Le quatrième pilier indispensable à la réussite de la campagne a été la famille d’Alex Saab, qui avait été prise pour cible par les États-Unis, mais qui est restée ferme et solidaire. Le jour où le fils d’Alex Saab a eu dix-huit ans, les États-Unis l’ont frappé de sanctions, ainsi que ses oncles et d’autres membres de sa famille. Camilla Fabri de Saab, l’épouse de l’ancien prisonnier, a mené l’action bien qu’elle soit une jeune mère avec deux jeunes enfants.

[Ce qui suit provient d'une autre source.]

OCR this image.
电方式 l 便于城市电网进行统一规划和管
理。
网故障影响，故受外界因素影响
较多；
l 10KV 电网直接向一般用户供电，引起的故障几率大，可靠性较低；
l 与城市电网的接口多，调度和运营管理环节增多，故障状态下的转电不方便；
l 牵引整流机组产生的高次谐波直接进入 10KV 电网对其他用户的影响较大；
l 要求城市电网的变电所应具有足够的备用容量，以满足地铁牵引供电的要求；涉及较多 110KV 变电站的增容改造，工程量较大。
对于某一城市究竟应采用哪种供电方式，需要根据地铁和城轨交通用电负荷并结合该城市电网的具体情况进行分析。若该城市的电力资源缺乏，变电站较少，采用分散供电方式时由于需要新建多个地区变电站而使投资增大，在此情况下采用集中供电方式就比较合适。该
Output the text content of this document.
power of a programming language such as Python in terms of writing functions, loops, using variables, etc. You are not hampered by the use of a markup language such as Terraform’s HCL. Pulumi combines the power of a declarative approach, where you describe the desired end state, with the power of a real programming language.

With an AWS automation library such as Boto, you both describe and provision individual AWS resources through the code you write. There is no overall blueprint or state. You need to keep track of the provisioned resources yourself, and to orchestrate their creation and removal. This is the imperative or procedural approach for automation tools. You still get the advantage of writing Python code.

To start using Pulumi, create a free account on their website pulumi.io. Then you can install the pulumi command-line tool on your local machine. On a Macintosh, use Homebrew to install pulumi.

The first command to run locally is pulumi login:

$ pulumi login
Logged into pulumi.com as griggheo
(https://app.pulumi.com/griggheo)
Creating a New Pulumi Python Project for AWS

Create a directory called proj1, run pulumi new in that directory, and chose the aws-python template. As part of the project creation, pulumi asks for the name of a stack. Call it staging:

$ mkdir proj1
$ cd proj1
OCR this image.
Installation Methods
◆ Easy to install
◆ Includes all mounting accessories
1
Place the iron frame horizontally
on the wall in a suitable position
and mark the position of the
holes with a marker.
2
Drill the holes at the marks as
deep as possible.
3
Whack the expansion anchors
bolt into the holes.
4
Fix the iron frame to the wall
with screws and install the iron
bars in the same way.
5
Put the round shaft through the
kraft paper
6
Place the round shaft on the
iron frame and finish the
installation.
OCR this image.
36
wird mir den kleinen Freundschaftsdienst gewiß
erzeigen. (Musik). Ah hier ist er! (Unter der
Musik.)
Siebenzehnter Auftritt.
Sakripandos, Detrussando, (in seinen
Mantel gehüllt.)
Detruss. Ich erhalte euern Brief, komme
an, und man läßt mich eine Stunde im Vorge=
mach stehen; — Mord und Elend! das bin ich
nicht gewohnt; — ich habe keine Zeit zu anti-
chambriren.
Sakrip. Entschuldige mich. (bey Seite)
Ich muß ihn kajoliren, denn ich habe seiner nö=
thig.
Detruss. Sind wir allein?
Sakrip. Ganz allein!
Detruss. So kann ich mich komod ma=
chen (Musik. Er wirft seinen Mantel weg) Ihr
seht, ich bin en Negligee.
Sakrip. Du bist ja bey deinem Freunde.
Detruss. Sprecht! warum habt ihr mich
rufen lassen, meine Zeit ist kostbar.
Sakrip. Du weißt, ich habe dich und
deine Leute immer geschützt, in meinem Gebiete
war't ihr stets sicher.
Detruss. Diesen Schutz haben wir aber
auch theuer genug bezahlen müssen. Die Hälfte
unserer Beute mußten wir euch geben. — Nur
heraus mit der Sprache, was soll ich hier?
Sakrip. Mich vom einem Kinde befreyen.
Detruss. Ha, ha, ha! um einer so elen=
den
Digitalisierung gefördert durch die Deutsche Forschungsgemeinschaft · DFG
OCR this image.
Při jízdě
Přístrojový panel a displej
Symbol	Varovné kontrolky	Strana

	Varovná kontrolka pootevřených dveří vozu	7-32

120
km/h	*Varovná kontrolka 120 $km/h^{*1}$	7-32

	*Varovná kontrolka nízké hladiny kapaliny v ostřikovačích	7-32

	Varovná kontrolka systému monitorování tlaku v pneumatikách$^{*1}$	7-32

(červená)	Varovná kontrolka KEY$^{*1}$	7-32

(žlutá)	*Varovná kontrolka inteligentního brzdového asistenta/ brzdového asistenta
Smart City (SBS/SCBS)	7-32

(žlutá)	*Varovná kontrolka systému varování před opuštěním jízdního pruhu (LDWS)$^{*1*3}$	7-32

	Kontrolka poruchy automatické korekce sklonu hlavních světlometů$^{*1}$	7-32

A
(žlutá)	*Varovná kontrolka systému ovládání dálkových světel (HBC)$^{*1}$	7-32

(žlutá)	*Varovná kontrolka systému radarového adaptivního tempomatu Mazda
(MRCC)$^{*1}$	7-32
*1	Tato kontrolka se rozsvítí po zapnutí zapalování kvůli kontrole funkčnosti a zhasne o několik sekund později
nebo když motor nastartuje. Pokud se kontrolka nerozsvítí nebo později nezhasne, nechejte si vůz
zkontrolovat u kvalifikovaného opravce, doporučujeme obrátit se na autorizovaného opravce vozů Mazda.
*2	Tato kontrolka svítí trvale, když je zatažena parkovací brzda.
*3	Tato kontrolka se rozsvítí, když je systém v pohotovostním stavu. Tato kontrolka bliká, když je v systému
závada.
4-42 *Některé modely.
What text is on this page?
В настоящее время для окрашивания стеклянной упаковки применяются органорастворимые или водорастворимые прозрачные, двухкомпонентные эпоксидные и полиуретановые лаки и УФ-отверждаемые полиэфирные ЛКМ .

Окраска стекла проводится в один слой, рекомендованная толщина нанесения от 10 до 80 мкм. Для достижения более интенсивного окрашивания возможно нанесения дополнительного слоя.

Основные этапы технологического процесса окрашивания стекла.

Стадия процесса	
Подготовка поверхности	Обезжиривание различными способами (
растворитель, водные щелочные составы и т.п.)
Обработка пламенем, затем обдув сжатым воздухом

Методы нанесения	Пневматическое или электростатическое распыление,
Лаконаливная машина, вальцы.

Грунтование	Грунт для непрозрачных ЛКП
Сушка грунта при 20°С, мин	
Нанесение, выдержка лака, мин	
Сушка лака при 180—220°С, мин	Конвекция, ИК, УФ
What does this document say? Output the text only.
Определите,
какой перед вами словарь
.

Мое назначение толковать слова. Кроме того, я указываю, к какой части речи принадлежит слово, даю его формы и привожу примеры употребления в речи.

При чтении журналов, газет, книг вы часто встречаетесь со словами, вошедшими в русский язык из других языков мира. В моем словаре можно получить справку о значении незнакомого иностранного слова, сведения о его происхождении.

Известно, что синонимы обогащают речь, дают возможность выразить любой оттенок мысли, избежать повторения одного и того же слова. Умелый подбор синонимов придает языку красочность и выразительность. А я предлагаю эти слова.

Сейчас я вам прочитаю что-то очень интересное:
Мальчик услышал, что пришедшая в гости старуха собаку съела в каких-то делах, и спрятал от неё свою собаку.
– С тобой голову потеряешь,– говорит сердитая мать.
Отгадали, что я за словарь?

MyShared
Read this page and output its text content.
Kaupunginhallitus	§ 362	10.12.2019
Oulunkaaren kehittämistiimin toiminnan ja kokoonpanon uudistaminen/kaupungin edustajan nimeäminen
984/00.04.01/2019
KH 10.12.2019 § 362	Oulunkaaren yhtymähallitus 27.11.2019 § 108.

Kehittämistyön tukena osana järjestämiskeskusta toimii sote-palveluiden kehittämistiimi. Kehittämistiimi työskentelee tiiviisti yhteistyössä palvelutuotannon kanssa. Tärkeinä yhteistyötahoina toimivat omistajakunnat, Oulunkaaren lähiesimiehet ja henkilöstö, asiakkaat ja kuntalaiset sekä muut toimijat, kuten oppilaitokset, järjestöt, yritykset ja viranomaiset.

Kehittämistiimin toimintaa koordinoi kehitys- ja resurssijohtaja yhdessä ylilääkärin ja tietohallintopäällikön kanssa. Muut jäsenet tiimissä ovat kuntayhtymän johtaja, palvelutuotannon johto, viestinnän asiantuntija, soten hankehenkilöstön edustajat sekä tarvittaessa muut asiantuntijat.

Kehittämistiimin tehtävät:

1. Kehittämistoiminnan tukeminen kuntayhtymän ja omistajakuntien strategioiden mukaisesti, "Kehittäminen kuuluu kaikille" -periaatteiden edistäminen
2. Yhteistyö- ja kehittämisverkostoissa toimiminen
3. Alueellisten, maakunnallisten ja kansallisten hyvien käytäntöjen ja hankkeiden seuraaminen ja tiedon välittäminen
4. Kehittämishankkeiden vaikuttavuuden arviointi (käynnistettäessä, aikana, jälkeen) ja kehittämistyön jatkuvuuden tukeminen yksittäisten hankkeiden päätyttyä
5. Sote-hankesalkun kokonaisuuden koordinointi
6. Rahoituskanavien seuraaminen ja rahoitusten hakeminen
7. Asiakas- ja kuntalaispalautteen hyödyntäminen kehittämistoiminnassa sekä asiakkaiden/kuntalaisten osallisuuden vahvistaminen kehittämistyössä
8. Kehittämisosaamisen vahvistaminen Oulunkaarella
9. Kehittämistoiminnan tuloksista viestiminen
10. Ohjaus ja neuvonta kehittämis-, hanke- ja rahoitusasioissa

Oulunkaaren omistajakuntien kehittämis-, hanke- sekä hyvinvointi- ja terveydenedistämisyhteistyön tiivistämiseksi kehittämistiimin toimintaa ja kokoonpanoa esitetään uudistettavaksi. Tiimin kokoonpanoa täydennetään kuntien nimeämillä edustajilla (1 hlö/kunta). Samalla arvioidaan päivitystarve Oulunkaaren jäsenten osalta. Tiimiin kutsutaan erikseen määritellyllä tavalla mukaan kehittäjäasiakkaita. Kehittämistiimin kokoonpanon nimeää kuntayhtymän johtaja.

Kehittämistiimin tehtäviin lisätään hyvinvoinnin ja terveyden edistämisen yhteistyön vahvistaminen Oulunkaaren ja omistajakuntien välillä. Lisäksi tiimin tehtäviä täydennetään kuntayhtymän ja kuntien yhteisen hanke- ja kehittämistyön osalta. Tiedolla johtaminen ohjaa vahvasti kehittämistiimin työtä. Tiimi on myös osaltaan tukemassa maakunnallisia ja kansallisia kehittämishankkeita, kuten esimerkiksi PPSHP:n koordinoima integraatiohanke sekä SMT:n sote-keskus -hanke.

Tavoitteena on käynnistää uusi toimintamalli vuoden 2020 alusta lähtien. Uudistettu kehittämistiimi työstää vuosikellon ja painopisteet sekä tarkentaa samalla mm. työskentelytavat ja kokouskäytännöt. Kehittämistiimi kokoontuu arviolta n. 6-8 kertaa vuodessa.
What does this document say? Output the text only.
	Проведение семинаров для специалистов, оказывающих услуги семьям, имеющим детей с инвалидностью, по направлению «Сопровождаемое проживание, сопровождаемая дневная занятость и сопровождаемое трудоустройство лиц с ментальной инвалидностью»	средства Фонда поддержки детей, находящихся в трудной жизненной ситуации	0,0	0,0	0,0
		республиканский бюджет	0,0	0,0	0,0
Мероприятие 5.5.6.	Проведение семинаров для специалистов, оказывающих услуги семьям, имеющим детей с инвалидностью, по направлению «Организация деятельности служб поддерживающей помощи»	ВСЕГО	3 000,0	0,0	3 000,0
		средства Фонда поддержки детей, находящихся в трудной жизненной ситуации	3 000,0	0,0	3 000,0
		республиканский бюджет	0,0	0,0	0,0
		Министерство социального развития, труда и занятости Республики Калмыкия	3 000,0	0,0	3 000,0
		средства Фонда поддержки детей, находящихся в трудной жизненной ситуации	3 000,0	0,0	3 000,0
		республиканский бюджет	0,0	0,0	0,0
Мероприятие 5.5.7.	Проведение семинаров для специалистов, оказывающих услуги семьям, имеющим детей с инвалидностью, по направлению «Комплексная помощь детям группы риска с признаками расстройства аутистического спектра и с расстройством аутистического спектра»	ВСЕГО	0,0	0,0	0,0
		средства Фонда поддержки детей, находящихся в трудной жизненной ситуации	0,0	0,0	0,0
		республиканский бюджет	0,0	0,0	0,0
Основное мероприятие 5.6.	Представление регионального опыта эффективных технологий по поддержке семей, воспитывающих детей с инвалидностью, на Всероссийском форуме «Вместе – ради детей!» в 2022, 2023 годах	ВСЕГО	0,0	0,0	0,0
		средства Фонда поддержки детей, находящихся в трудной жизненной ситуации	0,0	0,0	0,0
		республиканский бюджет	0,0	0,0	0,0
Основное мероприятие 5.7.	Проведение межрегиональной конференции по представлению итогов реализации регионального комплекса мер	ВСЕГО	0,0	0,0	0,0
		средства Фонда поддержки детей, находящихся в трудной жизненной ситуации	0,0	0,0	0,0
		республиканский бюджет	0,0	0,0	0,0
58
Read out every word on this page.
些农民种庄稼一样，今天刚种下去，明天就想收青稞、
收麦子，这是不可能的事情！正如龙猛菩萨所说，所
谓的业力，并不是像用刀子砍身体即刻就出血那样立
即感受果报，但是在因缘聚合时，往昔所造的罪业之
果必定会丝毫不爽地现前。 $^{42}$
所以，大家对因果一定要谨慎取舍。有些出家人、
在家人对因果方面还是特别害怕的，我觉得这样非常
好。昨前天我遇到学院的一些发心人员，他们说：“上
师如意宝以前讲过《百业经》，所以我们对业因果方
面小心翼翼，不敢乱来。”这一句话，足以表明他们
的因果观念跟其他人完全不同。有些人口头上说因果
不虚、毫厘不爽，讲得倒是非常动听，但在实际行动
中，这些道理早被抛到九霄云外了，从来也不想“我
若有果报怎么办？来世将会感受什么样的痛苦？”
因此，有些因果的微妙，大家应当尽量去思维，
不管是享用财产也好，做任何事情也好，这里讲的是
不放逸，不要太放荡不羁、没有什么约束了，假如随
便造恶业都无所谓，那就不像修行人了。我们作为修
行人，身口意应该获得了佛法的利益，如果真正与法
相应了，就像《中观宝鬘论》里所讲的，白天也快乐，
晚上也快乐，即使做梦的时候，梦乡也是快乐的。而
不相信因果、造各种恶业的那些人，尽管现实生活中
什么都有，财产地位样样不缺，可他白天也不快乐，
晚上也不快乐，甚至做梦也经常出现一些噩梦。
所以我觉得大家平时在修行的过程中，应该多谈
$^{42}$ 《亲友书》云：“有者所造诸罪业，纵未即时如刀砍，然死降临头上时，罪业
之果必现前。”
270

Comme on pouvait s’y attendre, Mme Fabri a d’abord été dévastée par l’emprisonnement de son mari. Elle aussi a été prise pour cible et même ses parents en Italie ont été touchés. Mais de l’adversité est née la force. Mme Fabri a pris l’initiative d’unir les nombreux éléments de la campagne et de l’effort juridique. Sans exagérer, elle est devenue une dirigeante internationale de premier plan. Elle a été nommée par Maduro pour faire partie de l’équipe de négociations prenant part à la réunion délicate avec des membres de l’opposition vénézuélienne à Mexico, et dont le but était de récupérer certains des actifs du Venezuela qui avaient été illégalement saisis par les États-Unis.

La vidéo émouvante de Mme Fabri, réalisée cinq jours seulement avant la libération de son mari, évoquait ce que seraient les fêtes [Noel 2023 et Nouvel An 2024] sans lui. En fin de compte, les fêtes de fin d’année seront plus joyeuses pour tous les prisonniers libérés dans le cadre de cet échange historique et pour leurs familles. La libération d’Alex Saab est une victoire pour la souveraineté vénézuélienne, et elle est partagée avec un tiers de l’humanité toujours sous le coup des sanctions USA.

 

(*) L’auteur

Roger D. Harris travaille pour l’organisation de défense des droits humains Task Force on the Americas, fondée en 1985. Il a participé activement à la campagne #FreeAlexSaab.